All this clearly crashed through News International’s defences, but the story was embarrassing too for the Metropolitan Police. It quoted several unnamed police sources who suggested that the original 2006 inquiry had been hampered by a desire to avoid upsetting Britain’s biggest-selling newspaper: ‘Several investigators said in interviews that Scotland Yard was reluctant to conduct a wider inquiry in part because of its close relationship with the
News of the World
.’ And, in that context, they produced the beautiful nugget that Dick Fedorcio’s then deputy, Chris Webb, allegedly had approached one of the Caryatid detectives, waving his arms and urging him to stop and think about whether to pursue the inquiry.

Finally, they had managed to get hold of the mysterious tape I had heard about when I was researching the original Gordon Taylor story, on which Mulcaire could be heard explaining how to hack voicemail to a journalist whose name sounded like Ryan or Ryall. One of the
New York Times
reporters, Jo Becker, had performed a brilliant investigative trick, by feeding the dialling tones at the beginning of the tape into specialist software which converted them back into a phone number. She had then phoned that number and identified the mysterious ‘Ryan’ or ‘Ryall’, but he refused to speak and, to avoid the risk of error, the paper had held back his name.

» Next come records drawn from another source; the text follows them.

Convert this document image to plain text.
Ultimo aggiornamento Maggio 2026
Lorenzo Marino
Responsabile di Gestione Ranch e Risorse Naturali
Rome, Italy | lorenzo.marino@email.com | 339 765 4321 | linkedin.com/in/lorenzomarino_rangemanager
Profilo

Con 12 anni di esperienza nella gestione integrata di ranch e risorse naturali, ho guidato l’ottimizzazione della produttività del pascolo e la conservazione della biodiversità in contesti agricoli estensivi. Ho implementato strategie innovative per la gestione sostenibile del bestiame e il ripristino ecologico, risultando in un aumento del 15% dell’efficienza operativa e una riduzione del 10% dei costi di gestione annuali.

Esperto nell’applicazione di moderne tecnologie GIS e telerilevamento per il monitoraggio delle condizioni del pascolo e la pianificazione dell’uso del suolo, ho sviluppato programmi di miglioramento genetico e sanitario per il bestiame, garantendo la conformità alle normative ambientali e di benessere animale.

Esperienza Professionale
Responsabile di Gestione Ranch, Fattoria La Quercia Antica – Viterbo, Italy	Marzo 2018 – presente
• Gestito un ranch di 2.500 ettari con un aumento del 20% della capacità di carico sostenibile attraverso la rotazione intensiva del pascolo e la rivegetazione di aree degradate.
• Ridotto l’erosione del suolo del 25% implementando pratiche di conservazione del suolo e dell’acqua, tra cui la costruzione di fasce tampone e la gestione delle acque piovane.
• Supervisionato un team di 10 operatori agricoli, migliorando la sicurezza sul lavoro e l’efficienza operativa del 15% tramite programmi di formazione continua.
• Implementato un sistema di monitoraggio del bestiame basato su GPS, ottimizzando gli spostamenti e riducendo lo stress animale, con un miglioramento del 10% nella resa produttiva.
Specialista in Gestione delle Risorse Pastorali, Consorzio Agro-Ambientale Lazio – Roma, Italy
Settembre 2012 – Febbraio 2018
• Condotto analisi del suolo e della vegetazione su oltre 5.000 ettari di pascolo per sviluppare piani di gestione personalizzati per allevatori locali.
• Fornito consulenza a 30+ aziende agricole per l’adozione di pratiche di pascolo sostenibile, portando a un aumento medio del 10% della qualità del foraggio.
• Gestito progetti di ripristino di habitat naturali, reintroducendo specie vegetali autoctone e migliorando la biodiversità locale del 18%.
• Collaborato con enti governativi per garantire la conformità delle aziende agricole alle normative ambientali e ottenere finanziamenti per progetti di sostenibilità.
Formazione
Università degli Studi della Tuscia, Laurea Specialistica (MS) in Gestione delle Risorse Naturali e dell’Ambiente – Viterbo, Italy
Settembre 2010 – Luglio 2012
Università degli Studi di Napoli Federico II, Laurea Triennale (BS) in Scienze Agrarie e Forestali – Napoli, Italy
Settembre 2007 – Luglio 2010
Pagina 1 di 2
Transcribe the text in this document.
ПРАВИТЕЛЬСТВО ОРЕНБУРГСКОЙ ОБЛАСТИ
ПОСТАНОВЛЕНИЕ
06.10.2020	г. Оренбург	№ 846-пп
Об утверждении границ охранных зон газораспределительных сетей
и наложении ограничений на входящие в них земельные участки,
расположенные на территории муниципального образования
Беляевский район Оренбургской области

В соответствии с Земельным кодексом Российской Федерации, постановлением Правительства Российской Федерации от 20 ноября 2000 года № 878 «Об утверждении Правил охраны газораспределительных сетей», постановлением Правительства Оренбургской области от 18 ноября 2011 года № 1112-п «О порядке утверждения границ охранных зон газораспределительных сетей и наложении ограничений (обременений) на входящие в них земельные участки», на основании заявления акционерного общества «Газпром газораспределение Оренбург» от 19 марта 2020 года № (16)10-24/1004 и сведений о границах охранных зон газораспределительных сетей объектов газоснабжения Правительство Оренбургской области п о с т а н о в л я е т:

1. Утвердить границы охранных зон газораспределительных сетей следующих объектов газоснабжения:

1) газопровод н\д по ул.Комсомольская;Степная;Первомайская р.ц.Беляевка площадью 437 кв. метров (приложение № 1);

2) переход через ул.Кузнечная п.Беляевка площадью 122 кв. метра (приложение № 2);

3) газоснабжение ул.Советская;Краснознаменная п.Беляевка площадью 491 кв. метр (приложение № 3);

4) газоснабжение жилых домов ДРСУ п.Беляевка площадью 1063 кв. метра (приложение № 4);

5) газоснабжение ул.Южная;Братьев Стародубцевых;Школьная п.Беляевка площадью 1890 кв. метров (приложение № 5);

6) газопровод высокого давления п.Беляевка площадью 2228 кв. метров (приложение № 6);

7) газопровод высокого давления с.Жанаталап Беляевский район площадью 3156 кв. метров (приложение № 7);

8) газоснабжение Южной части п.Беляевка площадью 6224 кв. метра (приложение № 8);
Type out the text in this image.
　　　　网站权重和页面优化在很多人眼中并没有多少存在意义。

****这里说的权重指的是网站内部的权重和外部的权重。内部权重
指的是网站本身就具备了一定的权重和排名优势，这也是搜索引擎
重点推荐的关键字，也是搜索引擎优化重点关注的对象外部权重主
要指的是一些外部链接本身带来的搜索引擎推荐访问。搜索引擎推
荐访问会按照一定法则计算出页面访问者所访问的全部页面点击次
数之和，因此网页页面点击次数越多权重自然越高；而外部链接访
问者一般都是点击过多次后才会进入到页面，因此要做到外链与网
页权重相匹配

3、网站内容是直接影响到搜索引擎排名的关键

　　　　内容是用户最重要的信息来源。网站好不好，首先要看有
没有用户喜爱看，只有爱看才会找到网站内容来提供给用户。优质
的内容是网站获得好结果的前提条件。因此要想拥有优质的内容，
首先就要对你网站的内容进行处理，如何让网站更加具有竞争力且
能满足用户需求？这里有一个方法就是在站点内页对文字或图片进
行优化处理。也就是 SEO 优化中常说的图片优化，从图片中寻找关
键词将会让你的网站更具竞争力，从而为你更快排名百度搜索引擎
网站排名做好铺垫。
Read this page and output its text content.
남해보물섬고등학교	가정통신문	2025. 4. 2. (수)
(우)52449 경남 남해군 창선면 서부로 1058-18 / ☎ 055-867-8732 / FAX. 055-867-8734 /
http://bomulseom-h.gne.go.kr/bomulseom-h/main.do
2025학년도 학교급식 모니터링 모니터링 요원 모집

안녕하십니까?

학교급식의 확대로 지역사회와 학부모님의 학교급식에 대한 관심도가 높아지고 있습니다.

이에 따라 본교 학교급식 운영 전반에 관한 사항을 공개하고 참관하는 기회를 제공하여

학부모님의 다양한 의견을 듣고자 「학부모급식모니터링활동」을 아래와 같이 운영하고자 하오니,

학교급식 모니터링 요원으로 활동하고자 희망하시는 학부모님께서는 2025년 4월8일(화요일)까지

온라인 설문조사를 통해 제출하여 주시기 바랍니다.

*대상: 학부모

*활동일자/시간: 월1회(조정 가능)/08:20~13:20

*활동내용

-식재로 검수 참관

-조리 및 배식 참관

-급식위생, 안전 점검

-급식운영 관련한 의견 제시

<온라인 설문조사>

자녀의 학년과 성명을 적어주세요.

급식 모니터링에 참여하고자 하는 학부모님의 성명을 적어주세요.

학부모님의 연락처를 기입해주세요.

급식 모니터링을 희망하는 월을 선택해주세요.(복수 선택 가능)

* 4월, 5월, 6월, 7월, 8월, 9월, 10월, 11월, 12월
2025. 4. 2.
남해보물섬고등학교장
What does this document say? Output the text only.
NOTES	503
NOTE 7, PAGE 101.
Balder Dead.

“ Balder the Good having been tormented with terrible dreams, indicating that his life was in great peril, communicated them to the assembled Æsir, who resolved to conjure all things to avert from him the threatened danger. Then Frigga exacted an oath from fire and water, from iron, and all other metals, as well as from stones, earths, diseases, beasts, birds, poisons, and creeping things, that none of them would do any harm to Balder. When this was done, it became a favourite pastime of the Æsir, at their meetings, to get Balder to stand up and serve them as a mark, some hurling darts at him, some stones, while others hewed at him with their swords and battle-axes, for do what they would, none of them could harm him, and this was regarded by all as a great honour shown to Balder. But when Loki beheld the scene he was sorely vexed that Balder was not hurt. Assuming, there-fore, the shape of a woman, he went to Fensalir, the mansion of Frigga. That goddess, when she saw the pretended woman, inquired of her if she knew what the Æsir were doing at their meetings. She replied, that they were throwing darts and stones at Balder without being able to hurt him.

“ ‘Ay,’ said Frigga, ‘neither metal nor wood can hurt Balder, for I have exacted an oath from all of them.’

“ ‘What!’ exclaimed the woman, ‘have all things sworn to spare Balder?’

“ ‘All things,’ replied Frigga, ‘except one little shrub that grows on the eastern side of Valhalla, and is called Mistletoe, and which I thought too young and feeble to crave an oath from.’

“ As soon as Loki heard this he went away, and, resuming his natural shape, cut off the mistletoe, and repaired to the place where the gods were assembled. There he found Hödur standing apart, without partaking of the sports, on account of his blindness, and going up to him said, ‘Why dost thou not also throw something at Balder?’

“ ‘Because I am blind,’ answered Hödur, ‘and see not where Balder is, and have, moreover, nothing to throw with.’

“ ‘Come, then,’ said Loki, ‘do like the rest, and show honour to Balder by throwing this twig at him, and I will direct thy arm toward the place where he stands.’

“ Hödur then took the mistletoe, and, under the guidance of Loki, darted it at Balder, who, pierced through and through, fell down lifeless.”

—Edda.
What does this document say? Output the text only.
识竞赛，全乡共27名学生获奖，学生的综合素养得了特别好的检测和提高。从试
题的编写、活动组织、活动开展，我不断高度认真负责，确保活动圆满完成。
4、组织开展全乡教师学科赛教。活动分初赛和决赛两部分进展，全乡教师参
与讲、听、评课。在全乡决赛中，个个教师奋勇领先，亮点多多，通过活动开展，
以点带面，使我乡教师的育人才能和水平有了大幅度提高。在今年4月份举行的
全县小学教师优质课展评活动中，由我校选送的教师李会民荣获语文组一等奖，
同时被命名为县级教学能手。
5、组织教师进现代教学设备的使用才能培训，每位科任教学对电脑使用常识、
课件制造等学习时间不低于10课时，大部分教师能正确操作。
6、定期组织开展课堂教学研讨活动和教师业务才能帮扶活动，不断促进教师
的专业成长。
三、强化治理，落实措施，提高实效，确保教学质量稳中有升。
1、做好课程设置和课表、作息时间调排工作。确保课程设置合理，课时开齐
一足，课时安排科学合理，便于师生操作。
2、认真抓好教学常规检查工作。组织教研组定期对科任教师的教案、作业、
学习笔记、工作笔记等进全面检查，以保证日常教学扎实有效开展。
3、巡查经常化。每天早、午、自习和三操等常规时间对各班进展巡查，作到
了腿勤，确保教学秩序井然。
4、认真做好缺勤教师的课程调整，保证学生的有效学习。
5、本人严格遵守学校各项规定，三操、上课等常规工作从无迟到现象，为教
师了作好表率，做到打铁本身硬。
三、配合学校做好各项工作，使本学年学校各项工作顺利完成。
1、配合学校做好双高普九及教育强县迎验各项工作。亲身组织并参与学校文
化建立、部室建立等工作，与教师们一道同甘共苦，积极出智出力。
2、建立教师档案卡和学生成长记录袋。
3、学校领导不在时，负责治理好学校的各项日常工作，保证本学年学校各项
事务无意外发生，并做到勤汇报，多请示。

News International and Scotland Yard denied everything, and various Conservative MPs said this was all old stuff and anyway Sean Hoare had had drink and drugs problems (which was true but not exactly relevant). None of that could prevent the eruption of a small but very loud chorus of protest. A few politicians rushed through the gap in Murdoch’s defences, looking for Coulson, worrying out loud about News Corp’s bid for BSkyB. The media select committee said it would take more evidence. Two other select committees – on home affairs, and on standards and privileges – announced their own inquiries. Tom Watson, who had become increasingly active since the election, called on Scotland Yard to reopen their failed investigation. He also called on the prime minister to set up an inquiry into the relationship between the police and the
News of the World
.

The
Guardian
followed up with a barrage of stories. We disclosed that the then Metropolitan Police Commissioner, Sir Ian Blair, was one of those whose details had been found in Mulcaire’s paperwork, ‘raising questions about whether officers who were directly involved in the investigation had discovered that they, too, had been targets of the newspaper’.